There is a sense here that something's got to give; and it seems to me that to the extent the contemporary passion for self-improvement and the mania against hallucinogenic experience are profoundly at odds with one another, it is the latter rather than the former which must eventually give way. My own position on the "drug issue" is simple, and in no way original: decriminalise it all. Educate rather than prohibit; regulate production so people know what they're getting; tax it to pay for the regulatory apparatus, and hold people accountable for any irresponsible behaviour indulged under the influence, exactly the same way we do for alcohol. Now, I realise that to lump vastly differing chemical compounds together in discussion, and frame the debate around a broad freedom to engage in recreational drug usage, both of which sins I've committed in the last couple of paragraphs, begins to take us away from the point at hand. Heroin and crack cocaine, for instance, have nothing whatsoever to do with psilocybin mushrooms, and the fact that they are casually drafted into the same regulatory universe implies not only ignorance but also laziness on the part of legislators. I have no personal experience with LSD, but on the few occasions I've taken mushrooms, they have been entirely beneficial, and have given rise to insights and understandings of incalculable personal value. We certainly ought to be able to differentiate between different kinds of "drugs", which is rendered rather tricky when they're prohibited, so that following the rules virtually ensures having no idea what you're talking about.

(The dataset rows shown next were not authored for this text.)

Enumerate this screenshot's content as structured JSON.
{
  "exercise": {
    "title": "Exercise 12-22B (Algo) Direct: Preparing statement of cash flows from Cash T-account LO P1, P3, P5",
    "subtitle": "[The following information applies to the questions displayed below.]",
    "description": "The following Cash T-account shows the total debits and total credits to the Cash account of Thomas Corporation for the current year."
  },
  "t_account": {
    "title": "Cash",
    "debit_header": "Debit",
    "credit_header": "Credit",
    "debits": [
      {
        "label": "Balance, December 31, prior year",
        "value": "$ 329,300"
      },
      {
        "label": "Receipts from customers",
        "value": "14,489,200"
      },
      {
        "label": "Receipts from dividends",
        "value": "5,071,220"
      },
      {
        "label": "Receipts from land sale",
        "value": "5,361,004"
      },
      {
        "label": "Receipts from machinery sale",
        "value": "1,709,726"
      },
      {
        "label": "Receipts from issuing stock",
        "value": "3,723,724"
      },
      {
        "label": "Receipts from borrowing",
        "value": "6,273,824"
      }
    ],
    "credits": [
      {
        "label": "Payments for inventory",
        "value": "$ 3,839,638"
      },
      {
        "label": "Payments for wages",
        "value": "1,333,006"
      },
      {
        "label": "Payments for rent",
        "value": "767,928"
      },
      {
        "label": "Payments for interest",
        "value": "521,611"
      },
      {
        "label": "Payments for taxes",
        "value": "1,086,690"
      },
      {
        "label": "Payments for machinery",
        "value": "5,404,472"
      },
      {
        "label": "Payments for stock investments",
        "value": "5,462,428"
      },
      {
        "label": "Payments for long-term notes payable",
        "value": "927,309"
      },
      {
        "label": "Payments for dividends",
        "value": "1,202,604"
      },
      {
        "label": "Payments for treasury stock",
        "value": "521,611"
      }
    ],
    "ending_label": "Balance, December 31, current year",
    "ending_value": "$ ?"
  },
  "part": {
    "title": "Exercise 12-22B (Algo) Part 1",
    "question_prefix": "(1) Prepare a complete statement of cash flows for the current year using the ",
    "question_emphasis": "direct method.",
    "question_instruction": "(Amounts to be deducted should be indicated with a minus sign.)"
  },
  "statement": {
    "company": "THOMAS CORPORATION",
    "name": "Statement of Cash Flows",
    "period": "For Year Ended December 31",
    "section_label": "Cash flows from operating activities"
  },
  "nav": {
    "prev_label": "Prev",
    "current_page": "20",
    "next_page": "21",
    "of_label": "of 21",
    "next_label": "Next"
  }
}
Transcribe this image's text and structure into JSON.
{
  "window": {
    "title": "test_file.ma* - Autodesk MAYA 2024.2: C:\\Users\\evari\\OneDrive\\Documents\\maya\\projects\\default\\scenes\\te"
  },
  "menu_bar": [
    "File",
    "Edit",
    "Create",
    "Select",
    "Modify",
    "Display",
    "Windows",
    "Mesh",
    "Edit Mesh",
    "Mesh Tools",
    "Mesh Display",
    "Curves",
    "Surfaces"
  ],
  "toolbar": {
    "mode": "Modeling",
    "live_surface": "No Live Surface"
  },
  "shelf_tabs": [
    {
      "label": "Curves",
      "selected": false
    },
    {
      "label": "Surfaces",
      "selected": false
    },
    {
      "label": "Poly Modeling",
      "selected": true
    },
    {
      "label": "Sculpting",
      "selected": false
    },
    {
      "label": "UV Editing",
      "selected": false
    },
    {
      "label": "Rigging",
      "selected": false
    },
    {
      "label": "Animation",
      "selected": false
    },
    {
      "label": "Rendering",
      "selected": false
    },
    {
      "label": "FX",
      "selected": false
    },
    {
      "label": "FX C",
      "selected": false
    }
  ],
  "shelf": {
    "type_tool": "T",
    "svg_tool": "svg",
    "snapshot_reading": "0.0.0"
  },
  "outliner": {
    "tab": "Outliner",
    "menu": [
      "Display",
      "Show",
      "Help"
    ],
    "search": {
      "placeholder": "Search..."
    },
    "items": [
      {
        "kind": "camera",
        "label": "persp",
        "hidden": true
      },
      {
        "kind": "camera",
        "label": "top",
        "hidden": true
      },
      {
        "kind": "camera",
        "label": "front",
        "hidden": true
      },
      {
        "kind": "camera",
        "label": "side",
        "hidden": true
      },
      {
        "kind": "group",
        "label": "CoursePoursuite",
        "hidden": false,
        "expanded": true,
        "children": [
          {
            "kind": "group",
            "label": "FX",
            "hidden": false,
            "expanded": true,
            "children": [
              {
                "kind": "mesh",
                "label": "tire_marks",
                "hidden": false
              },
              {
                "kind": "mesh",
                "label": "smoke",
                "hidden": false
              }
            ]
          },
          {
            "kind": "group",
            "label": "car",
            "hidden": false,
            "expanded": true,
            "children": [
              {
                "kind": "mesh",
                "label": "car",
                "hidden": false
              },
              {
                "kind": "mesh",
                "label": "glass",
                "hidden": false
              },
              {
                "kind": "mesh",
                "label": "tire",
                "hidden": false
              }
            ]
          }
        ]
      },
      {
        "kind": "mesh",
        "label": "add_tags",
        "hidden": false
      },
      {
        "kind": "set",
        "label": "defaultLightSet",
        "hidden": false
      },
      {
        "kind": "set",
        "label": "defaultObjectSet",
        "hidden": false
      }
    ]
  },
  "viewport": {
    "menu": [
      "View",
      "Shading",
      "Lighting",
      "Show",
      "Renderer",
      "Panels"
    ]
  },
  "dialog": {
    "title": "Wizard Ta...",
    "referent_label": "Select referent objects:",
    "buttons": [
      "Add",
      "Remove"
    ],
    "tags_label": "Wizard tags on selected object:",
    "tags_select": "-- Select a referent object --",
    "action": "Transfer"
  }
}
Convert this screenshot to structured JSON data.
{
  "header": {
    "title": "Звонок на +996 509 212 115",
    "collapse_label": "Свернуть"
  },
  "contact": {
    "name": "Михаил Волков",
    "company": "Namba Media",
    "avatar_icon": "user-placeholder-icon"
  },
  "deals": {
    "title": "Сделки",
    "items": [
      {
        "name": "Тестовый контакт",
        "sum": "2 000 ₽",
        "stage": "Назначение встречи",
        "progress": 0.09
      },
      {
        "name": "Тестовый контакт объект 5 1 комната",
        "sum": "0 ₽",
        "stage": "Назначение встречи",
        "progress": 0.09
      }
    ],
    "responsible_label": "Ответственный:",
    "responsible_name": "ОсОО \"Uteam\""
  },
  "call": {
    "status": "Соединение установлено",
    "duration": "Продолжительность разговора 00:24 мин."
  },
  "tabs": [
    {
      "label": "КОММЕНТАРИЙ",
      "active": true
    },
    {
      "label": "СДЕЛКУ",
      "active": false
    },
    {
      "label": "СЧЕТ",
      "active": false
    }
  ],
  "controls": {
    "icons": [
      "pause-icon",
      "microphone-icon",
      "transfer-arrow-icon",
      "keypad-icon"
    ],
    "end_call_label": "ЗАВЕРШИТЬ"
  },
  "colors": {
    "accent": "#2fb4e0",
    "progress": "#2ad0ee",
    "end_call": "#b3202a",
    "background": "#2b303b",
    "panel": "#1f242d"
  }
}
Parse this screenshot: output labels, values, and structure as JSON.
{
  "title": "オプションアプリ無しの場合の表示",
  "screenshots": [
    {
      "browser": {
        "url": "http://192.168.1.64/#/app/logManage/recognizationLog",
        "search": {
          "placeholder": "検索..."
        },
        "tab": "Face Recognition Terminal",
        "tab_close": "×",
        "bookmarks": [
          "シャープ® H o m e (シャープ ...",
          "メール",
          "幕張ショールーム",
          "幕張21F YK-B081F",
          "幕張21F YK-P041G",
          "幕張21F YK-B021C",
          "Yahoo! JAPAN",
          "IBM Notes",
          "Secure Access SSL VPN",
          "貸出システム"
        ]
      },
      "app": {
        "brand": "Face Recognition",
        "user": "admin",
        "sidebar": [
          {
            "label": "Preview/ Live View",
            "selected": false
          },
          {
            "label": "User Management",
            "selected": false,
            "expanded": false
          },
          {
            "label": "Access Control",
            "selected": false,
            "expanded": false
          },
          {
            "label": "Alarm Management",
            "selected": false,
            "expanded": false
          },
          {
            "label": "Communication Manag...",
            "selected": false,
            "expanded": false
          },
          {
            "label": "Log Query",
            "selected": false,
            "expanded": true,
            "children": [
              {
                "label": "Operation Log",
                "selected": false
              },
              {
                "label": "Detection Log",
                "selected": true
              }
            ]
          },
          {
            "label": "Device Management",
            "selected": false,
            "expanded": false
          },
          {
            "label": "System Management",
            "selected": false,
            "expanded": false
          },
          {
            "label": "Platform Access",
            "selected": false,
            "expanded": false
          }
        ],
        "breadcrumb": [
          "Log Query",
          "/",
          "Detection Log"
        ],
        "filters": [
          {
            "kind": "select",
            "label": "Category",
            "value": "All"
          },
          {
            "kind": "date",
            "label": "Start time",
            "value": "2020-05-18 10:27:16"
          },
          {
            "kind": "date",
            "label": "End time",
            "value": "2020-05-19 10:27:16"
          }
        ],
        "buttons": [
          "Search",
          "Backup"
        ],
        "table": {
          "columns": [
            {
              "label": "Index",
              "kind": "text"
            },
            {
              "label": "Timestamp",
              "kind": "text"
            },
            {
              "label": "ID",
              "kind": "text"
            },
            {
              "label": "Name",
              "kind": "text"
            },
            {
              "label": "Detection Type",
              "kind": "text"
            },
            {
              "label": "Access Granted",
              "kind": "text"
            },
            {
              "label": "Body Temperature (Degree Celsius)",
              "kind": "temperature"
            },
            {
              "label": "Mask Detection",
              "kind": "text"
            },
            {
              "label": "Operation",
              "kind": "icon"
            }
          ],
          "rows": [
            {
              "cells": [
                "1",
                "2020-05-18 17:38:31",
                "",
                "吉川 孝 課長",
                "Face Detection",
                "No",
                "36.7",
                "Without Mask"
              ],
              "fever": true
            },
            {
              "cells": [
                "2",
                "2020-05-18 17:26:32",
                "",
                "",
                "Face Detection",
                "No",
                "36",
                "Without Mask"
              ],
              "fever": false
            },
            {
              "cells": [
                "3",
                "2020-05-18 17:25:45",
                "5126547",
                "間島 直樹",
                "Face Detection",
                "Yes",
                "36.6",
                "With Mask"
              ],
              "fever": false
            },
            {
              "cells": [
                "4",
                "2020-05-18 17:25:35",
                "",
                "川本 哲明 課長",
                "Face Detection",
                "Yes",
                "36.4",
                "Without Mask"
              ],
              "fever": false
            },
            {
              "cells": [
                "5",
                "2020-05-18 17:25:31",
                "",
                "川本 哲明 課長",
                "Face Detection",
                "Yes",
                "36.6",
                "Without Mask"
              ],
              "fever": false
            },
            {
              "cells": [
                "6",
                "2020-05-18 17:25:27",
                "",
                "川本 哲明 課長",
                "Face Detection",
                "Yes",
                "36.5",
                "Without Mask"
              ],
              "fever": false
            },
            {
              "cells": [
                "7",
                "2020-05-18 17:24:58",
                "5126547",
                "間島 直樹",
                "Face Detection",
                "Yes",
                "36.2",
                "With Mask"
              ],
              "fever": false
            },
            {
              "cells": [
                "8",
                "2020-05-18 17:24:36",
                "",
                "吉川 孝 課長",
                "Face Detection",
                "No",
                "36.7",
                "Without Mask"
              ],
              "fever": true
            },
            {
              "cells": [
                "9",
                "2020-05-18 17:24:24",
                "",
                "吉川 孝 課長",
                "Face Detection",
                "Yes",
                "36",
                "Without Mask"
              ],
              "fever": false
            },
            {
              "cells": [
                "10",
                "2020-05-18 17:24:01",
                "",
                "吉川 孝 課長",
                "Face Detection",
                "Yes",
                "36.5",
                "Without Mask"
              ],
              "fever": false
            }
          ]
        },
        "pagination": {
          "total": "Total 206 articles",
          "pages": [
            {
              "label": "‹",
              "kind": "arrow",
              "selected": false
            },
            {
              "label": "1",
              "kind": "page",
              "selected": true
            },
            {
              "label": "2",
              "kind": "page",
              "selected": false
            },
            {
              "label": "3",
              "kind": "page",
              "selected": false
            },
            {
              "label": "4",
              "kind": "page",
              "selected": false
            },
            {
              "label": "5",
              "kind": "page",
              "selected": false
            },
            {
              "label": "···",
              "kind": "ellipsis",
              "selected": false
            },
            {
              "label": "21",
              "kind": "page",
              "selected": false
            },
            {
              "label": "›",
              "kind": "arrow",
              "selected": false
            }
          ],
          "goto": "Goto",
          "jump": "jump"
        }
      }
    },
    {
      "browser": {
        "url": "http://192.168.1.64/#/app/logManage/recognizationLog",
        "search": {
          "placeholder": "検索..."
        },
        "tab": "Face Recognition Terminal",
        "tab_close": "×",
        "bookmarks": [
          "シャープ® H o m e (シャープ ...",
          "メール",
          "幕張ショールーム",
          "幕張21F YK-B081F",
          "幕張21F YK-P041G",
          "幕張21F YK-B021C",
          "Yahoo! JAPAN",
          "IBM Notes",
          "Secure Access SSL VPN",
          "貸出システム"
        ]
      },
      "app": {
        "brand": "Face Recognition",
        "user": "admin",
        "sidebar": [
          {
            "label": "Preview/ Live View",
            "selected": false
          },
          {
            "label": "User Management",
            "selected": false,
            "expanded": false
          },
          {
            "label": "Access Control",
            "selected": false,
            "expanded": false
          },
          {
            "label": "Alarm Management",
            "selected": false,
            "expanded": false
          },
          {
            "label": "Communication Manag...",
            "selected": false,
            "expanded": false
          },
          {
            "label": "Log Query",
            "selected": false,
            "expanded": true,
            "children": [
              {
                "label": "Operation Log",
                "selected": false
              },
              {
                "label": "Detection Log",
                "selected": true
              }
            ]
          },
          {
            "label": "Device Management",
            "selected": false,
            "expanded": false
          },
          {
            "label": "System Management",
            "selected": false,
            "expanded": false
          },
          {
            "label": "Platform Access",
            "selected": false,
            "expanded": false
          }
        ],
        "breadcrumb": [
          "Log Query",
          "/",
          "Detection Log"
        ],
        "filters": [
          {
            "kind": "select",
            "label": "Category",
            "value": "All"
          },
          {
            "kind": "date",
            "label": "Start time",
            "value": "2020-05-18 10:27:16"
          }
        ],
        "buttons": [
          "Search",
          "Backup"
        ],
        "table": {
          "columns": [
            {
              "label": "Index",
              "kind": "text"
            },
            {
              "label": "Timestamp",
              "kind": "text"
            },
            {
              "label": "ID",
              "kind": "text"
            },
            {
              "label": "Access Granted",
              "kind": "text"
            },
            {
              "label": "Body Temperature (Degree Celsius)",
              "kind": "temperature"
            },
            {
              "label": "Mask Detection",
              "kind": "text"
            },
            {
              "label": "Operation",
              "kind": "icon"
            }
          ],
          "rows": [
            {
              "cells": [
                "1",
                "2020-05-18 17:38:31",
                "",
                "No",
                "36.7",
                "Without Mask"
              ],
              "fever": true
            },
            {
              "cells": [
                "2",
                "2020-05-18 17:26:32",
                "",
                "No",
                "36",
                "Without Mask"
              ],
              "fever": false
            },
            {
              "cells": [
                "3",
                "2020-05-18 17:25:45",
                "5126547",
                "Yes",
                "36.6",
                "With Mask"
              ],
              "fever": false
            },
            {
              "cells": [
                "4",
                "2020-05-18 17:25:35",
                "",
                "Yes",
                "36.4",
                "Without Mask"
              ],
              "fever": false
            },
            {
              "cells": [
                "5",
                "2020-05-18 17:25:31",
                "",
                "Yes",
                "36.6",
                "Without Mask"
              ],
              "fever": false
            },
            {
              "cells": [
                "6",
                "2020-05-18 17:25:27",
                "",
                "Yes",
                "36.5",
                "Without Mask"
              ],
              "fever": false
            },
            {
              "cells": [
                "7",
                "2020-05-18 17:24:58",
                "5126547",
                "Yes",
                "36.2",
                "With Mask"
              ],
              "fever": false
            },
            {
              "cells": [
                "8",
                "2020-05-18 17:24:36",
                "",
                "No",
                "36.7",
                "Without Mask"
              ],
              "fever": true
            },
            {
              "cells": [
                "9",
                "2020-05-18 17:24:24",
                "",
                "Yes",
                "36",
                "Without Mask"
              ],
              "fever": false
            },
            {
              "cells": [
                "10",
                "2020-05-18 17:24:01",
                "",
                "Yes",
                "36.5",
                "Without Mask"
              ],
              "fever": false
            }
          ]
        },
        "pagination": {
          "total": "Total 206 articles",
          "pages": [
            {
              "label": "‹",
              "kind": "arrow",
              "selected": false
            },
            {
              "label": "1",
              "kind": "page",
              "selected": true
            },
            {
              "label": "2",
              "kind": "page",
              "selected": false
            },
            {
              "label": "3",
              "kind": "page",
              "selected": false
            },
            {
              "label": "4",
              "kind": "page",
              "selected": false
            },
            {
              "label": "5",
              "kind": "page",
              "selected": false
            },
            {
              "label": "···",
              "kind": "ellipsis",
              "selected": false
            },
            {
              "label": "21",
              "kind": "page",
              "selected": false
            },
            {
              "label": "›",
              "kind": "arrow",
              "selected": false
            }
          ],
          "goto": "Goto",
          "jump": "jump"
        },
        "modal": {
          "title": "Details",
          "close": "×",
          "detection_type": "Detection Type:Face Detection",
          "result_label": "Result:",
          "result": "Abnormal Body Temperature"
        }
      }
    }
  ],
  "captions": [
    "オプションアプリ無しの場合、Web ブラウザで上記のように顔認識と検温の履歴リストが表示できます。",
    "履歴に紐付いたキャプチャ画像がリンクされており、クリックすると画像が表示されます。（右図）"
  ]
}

There is much more that could be said, but others have said it earlier and better than I. Further reading for the uninitiated might begin with Daniel Pinchbeck's investigative memoir Breaking Open the Head, and the late hallucinevangelist Terence McKenna's The Archaic Revival. Meanwhile, however, insofar as this unassuming CNN article may be read as an early signal of growing public recognition of the value of psychedelic exploration, it is a precious example of very, very good news.